From the Departments of Internal Medicine and Clinical Nutrition, Institute of Medicine (Sundin, Öhman, Simrén) and Microbiology and Immunology (Sundin, Öhman), Sahlgrenska Academy at University of Gothenburg, Sweden; School of Health and Education (Öhman), University of Skövde, Sweden; and Center for Functional GI and Motility Disorders (Simrén), University of North Carolina, Chapel Hill, North Carolina.
Psychosom Med. 2017 Oct;79(8):857-867. doi: 10.1097/PSY.0000000000000470.
During the last decade, experimental and observational studies have shown that patients with inflammatory bowel disease (IBD) and irritable bowel syndrome (IBS) may have an altered intestinal microbial composition compared with healthy individuals. However, no uniform microbial signature has as yet been detected for either IBD or IBS. This review summarizes the current knowledge of microbial dysbiosis and its potential relationship to the pathophysiology in IBD and IBS.
A selective review was conducted to summarize the current knowledge of gut microbiota in the pathophysiology of IBD and IBS.
Experimental and observational studies provide good evidence for intestinal microbial dysbiosis in subgroups of IBD and IBS. Still, no uniform disease pattern has been detected.
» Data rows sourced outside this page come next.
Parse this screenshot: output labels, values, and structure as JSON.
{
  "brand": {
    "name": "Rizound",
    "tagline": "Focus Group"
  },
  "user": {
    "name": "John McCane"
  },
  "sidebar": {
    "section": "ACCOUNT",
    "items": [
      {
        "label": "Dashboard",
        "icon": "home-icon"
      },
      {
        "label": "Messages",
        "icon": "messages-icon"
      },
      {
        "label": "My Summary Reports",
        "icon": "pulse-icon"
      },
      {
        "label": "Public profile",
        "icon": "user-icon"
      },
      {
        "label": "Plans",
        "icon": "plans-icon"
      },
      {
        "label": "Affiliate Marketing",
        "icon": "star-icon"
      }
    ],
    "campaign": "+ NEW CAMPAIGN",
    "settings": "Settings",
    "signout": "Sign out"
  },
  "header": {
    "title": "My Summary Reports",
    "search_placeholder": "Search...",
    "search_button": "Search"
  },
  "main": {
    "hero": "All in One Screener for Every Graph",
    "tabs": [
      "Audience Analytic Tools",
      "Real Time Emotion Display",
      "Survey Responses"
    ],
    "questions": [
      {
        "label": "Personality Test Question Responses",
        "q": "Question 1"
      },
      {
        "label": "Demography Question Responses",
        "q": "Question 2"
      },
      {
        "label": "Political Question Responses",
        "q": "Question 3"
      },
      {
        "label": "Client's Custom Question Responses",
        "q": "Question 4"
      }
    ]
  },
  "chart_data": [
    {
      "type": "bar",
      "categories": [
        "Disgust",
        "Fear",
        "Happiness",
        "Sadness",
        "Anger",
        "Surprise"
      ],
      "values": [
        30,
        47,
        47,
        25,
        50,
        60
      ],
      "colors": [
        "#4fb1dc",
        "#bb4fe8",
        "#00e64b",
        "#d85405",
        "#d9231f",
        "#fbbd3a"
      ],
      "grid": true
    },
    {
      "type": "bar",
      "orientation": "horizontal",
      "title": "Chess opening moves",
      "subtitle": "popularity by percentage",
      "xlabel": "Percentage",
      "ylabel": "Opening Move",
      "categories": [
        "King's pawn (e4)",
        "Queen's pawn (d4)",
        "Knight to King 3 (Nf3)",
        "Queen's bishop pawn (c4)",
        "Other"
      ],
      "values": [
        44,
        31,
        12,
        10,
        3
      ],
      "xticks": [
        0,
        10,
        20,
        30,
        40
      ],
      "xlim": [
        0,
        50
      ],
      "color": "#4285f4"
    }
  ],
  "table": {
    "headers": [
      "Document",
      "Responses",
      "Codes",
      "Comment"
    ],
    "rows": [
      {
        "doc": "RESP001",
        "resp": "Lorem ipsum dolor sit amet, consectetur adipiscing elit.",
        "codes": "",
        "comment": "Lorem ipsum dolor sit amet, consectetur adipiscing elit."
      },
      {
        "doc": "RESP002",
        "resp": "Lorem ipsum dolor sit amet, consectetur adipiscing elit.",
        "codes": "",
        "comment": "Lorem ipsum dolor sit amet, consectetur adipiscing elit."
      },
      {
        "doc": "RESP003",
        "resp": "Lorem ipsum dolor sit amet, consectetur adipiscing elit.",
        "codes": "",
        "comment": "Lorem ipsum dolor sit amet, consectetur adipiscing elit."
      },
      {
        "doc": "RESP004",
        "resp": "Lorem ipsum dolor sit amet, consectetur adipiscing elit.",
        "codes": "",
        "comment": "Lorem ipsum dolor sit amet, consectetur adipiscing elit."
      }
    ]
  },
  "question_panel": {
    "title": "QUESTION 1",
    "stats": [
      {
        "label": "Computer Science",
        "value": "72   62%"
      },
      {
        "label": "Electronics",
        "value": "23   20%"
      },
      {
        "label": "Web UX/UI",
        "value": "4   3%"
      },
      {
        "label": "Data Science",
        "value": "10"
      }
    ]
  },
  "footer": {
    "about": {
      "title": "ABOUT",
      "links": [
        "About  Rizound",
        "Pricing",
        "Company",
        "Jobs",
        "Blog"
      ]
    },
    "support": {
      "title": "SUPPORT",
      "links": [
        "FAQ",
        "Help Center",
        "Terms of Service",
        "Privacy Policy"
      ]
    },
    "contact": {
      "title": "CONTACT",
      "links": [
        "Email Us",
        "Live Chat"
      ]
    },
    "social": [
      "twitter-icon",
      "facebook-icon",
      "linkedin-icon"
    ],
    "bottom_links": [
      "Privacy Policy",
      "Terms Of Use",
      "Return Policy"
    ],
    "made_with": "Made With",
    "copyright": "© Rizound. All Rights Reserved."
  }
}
This is most likely due to the heterogeneous nature of IBD and IBS, in combination with the effects of intrinsic and extrinsic factors. Such intrinsic factors include genetics, the gastrointestinal environment, and the host immune system, whereas extrinsic factors include early life diet, breastfeeding, and method of infant delivery.
Recent and ongoing work to define microbial dysbiosis in IBD and IBS shows promise, but future well-designed studies with well-characterized study individuals are needed. It is likely that the microbial dysbiosis in IBD and IBS is dependent on the natural disease course of IBD and symptom pattern in IBS. Therefore, assessment of the entire microbiota along the gastrointestinal tract, in relationship to confounding factors, symptom fluctuations, and other pathophysiological factors, is needed for further understanding of the etiology of these common diseases.
在过去的十年中,实验和观察性研究表明,与健康个体相比,炎症性肠病(IBD)和肠易激综合征(IBS)患者的肠道微生物组成可能发生改变。然而,目前尚未发现 IBD 或 IBS 的统一微生物特征。本综述总结了目前关于微生物失调及其与 IBD 和 IBS 病理生理学潜在关系的知识。
进行了选择性综述,以总结肠道微生物群在 IBD 和 IBS 病理生理学中的当前知识。
实验和观察性研究为 IBD 和 IBS 亚组的肠道微生物失调提供了充分的证据。尽管如此,尚未检测到统一的疾病模式。这很可能是由于 IBD 和 IBS 的异质性性质,以及内在和外在因素的影响。这些内在因素包括遗传、胃肠道环境和宿主免疫系统,而外在因素包括早期生活饮食、母乳喂养和分娩方式。
最近和正在进行的定义 IBD 和 IBS 中微生物失调的工作显示出了希望,但需要进一步进行设计良好、个体特征明确的研究。IBD 和 IBS 中的微生物失调可能依赖于 IBD 的自然病程和 IBS 的症状模式。因此,需要对整个胃肠道的微生物群进行评估,同时考虑混杂因素、症状波动和其他病理生理因素,以进一步了解这些常见疾病的病因。